Kann der Mieter den Mietzins wegen eines Mangels des Mietobjektes mindern, obwohl er den Mangel gar nicht kannte? Rechtsprechungsdivergenz zweier OGH-Senate.

Nicht zum ersten Mal sind sich zwei verschiedene Senate des Obersten Gerichtshofes in einer Angelegenheit des Mietrechtes uneinig: es geht um die Frage, ob dem Mieter oder Pächter ein Anspruch auf Minderung des Mietzinses auch dann zusteht, wenn er den Mangel gar nicht kannte und in Unkenntnis des Mangels das Bestandobjekt ohne subjektive Beeinträchtigung benützt hat.

Gemäss § 1096 ABGB ist der Vermieter oder Verpächter einer Sache verpflichtet, die Bestandsache während der Vertragsdauer im vereinbarten Zustand zu erhalten.
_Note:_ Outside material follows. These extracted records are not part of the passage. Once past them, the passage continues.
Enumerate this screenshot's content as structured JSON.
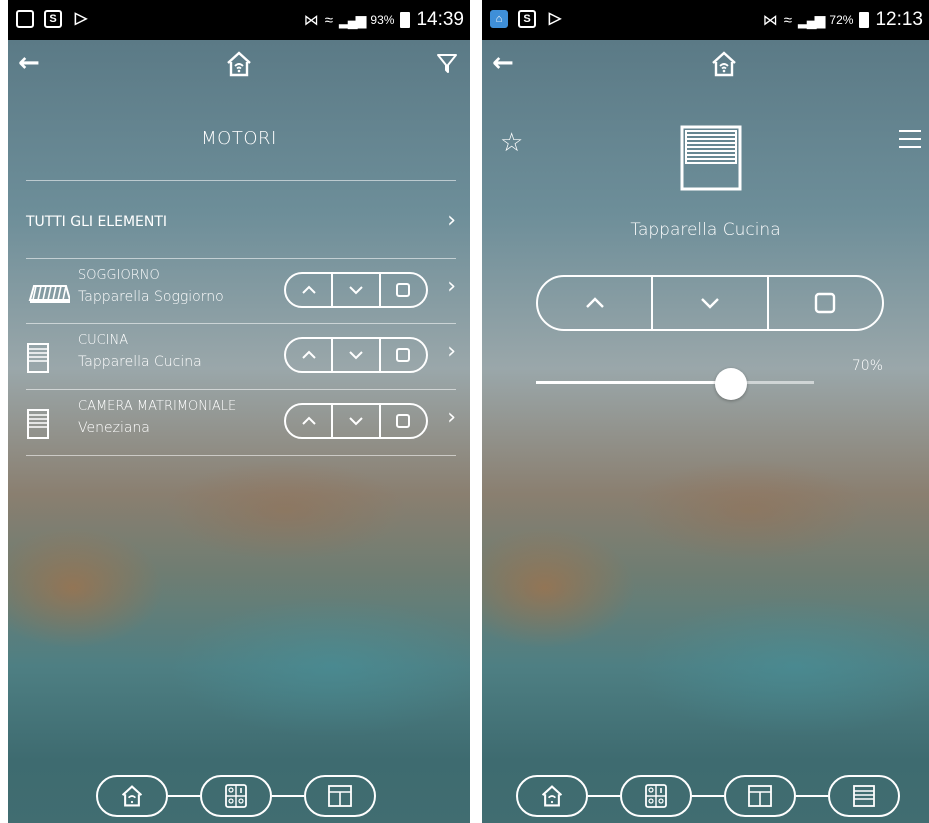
{
  "left_screen": {
    "status_bar": {
      "battery_pct": "93%",
      "time": "14:39"
    },
    "title": "MOTORI",
    "all_elements_label": "TUTTI GLI ELEMENTI",
    "devices": [
      {
        "name": "SOGGIORNO",
        "desc": "Tapparella Soggiorno",
        "icon": "awning-icon"
      },
      {
        "name": "CUCINA",
        "desc": "Tapparella Cucina",
        "icon": "shutter-icon"
      },
      {
        "name": "CAMERA MATRIMONIALE",
        "desc": "Veneziana",
        "icon": "shutter-icon"
      }
    ],
    "bottom_nav": [
      "home-icon",
      "climate-icon",
      "window-icon"
    ]
  },
  "right_screen": {
    "status_bar": {
      "battery_pct": "72%",
      "time": "12:13"
    },
    "device_title": "Tapparella Cucina",
    "position_pct": 70,
    "position_label": "70%",
    "bottom_nav": [
      "home-icon",
      "climate-icon",
      "window-icon",
      "shutter-icon"
    ]
  }
}
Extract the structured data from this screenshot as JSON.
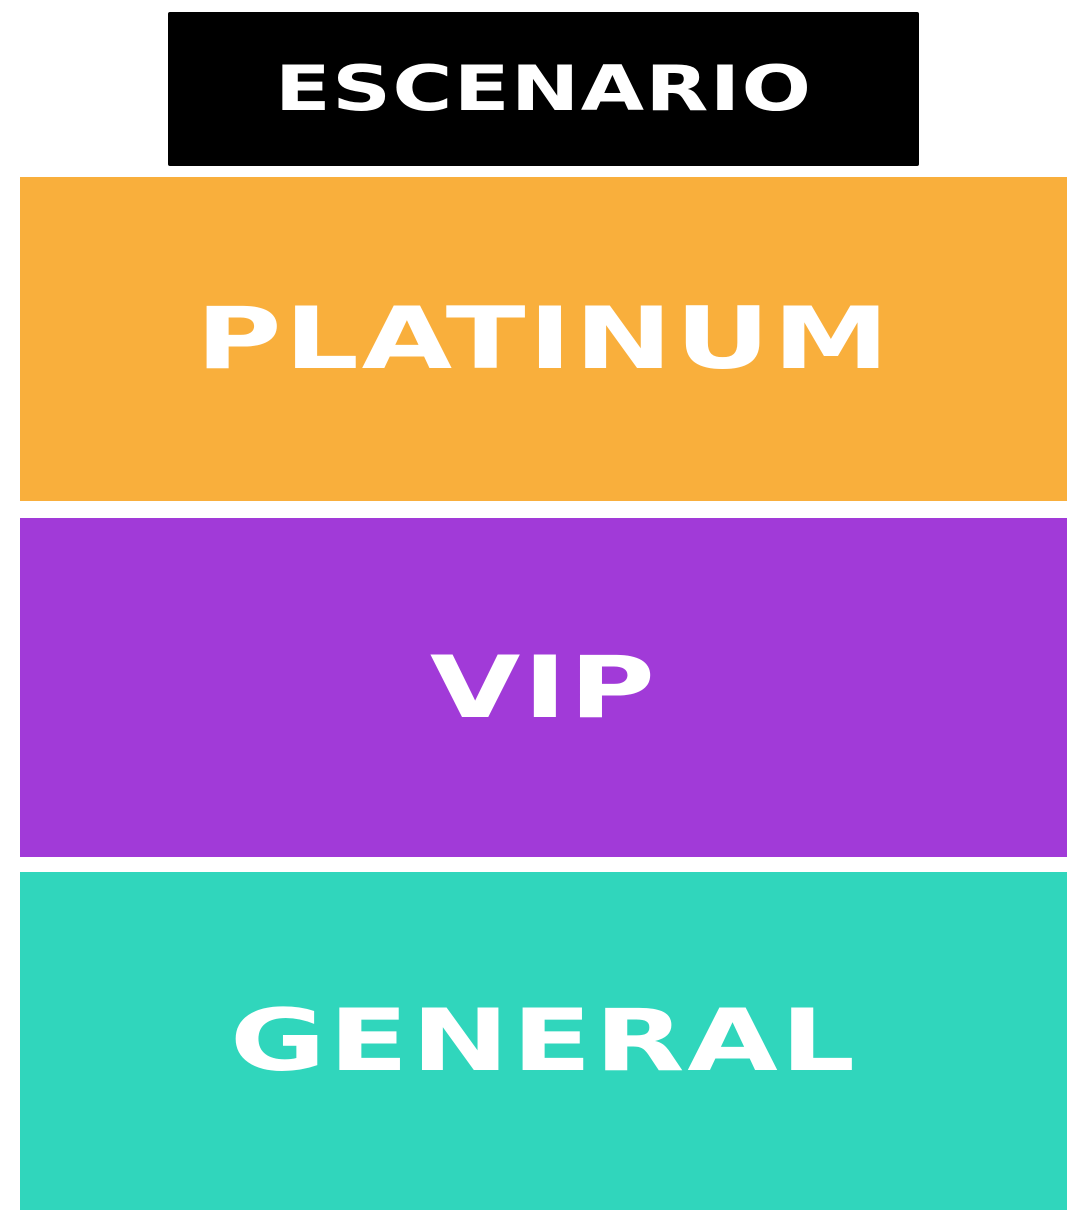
{
  "stage": {
    "label": "ESCENARIO",
    "color": "#000000"
  },
  "zones": [
    {
      "label": "PLATINUM",
      "color": "#F9AF3C"
    },
    {
      "label": "VIP",
      "color": "#A13AD8"
    },
    {
      "label": "GENERAL",
      "color": "#30D6BC"
    }
  ],
  "text_color": "#FFFFFF"
}
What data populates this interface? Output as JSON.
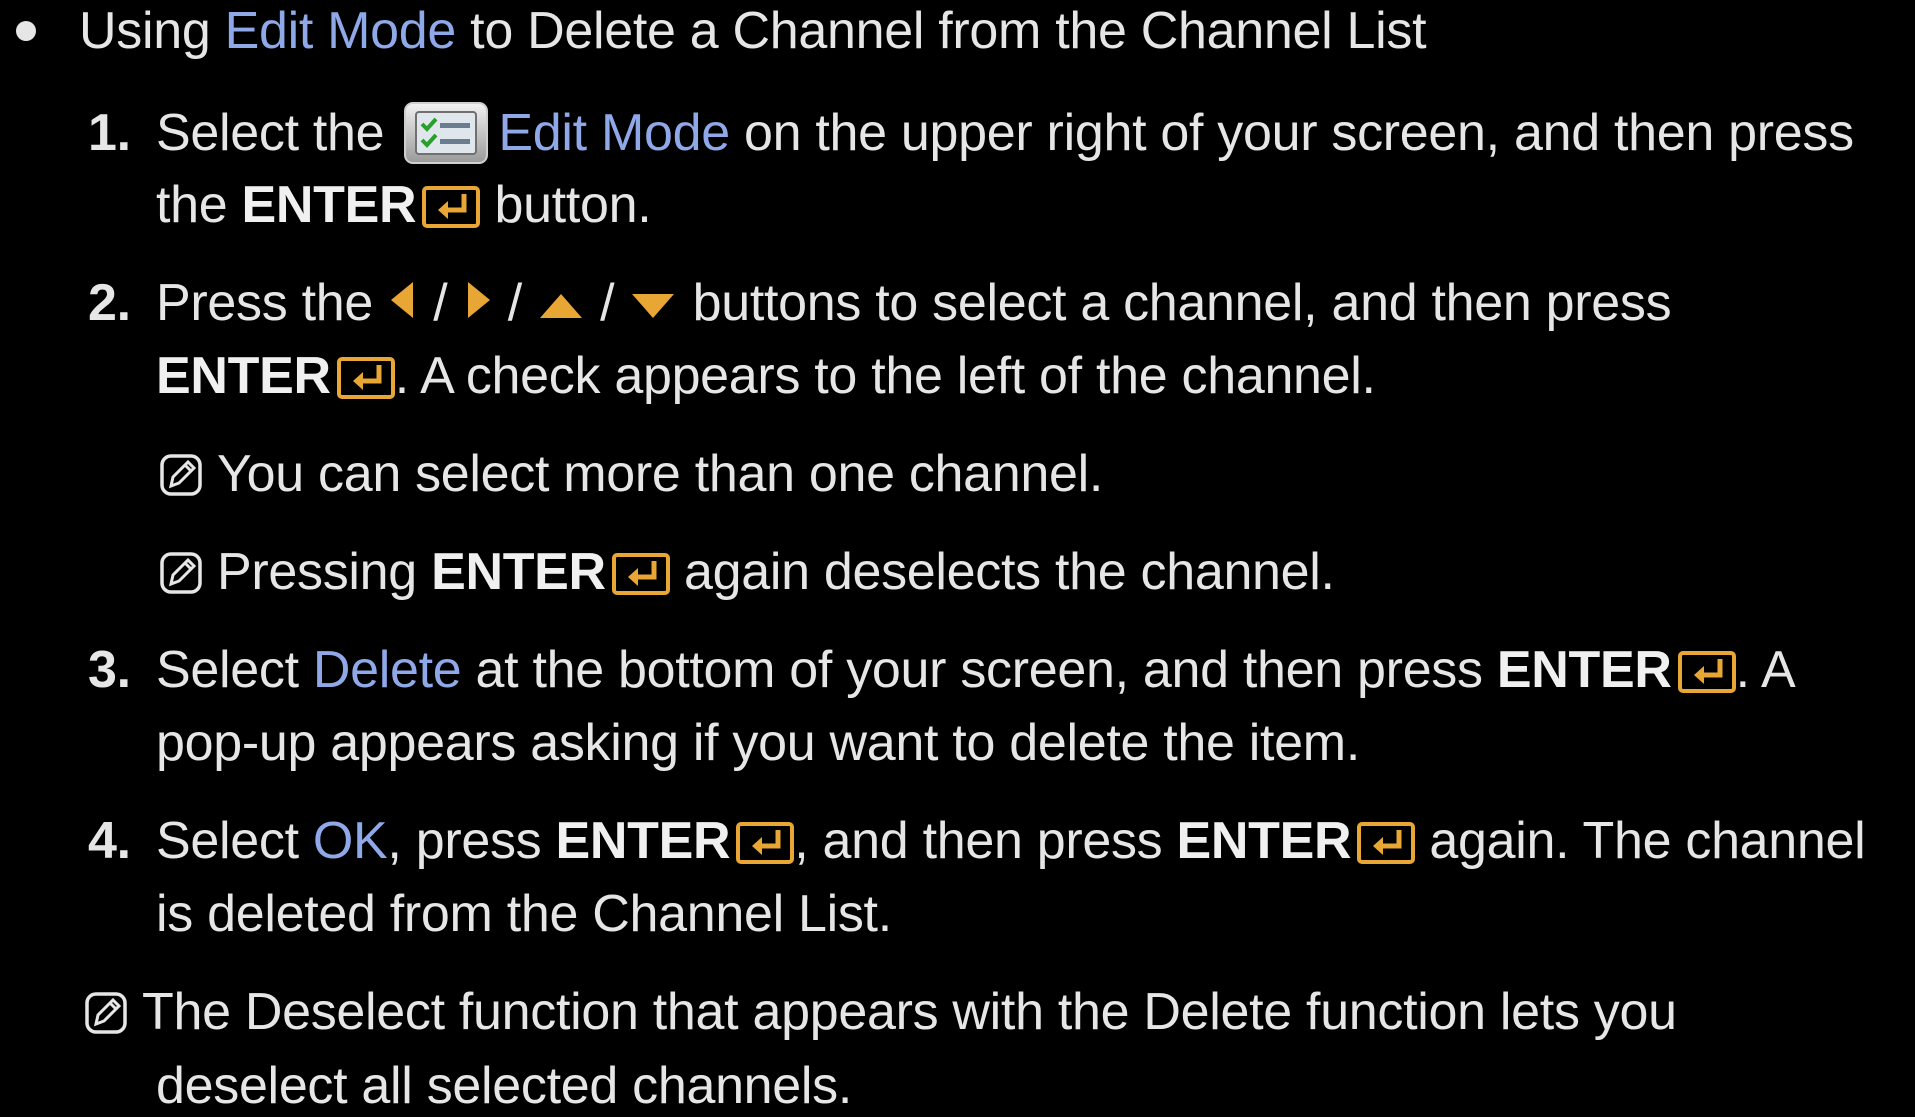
{
  "heading": {
    "prefix": "Using ",
    "highlight": "Edit Mode",
    "suffix": " to Delete a Channel from the Channel List"
  },
  "colors": {
    "text": "#e6e6e6",
    "highlight": "#8fa8e8",
    "icon_orange": "#e8a634"
  },
  "steps": {
    "s1": {
      "num": "1.",
      "a": "Select the ",
      "icon": "edit-mode-icon",
      "hl": "Edit Mode",
      "b": " on the upper right of your screen, and then press",
      "c": "the ",
      "enter": "ENTER",
      "d": " button."
    },
    "s2": {
      "num": "2.",
      "a": "Press the ",
      "sep": " / ",
      "b": " buttons to select a channel, and then press",
      "enter": "ENTER",
      "c": ". A check appears to the left of the channel."
    },
    "n1": {
      "text": "You can select more than one channel."
    },
    "n2": {
      "a": "Pressing ",
      "enter": "ENTER",
      "b": " again deselects the channel."
    },
    "s3": {
      "num": "3.",
      "a": "Select ",
      "hl": "Delete",
      "b": " at the bottom of your screen, and then press ",
      "enter": "ENTER",
      "c": ". A",
      "d": "pop-up appears asking if you want to delete the item."
    },
    "s4": {
      "num": "4.",
      "a": "Select ",
      "hl": "OK",
      "b": ", press ",
      "enter": "ENTER",
      "c": ", and then press ",
      "d": " again. The channel",
      "e": "is deleted from the Channel List."
    }
  },
  "final_note": {
    "a": "The Deselect function that appears with the Delete function lets you",
    "b": "deselect all selected channels."
  }
}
Tut er dies nicht, so mindert sich der Bestandzins in dem Ausmaß, in dem das Bestandobjekt zum vereinbarten Gebrauch untauglich ist.

Die Erhaltungspflicht des Vermieters ist durch das Mietrechtsgesetz abweichend davon geregelt. Für das Innere des Mietgegenstandes ist im Vollanwendungsbereich des Mietrechtsgesetzes der Mieter zuständig. Nur bei ernsten Hausschäden bleibt es bei der Erhaltungspflicht des Vermieters. Was bleibt, ist aber das Recht auf Mietzinsminderung nach § 1066 ABGB, auf das im Vorhinein auch nicht verzichtet werden kann. Es handelt sich um eine in der Praxis durchaus häufige Sache, dass Mieter rückständige Mietzinse mit der (teilweisen) Unbrauchbarkeit des Mietobjektes rechtfertigen oder zu rechtfertigen versuchen.

Im Abstand weniger Monate hatte sich der oberste Gerichtshof nun mit Fällen einer solchen Mietzinsminderung zu befassen. In beiden Rechstsachen ging es darum, dass die Elektroinstallationen nicht mehr dem heutigen technischen Standard entsprachen und objektiv gesundheitsgefährdend mit potentieller Lebensgefahr für die Bewohner waren. In beiden Fällen hat sich der Mangel aber erst nachträglich herausgestellt. Der Mieter hatte in Unkenntnis des Mangels den Mietgegenstand tatsächlich ganz normal und ohne Einschränkung benützt.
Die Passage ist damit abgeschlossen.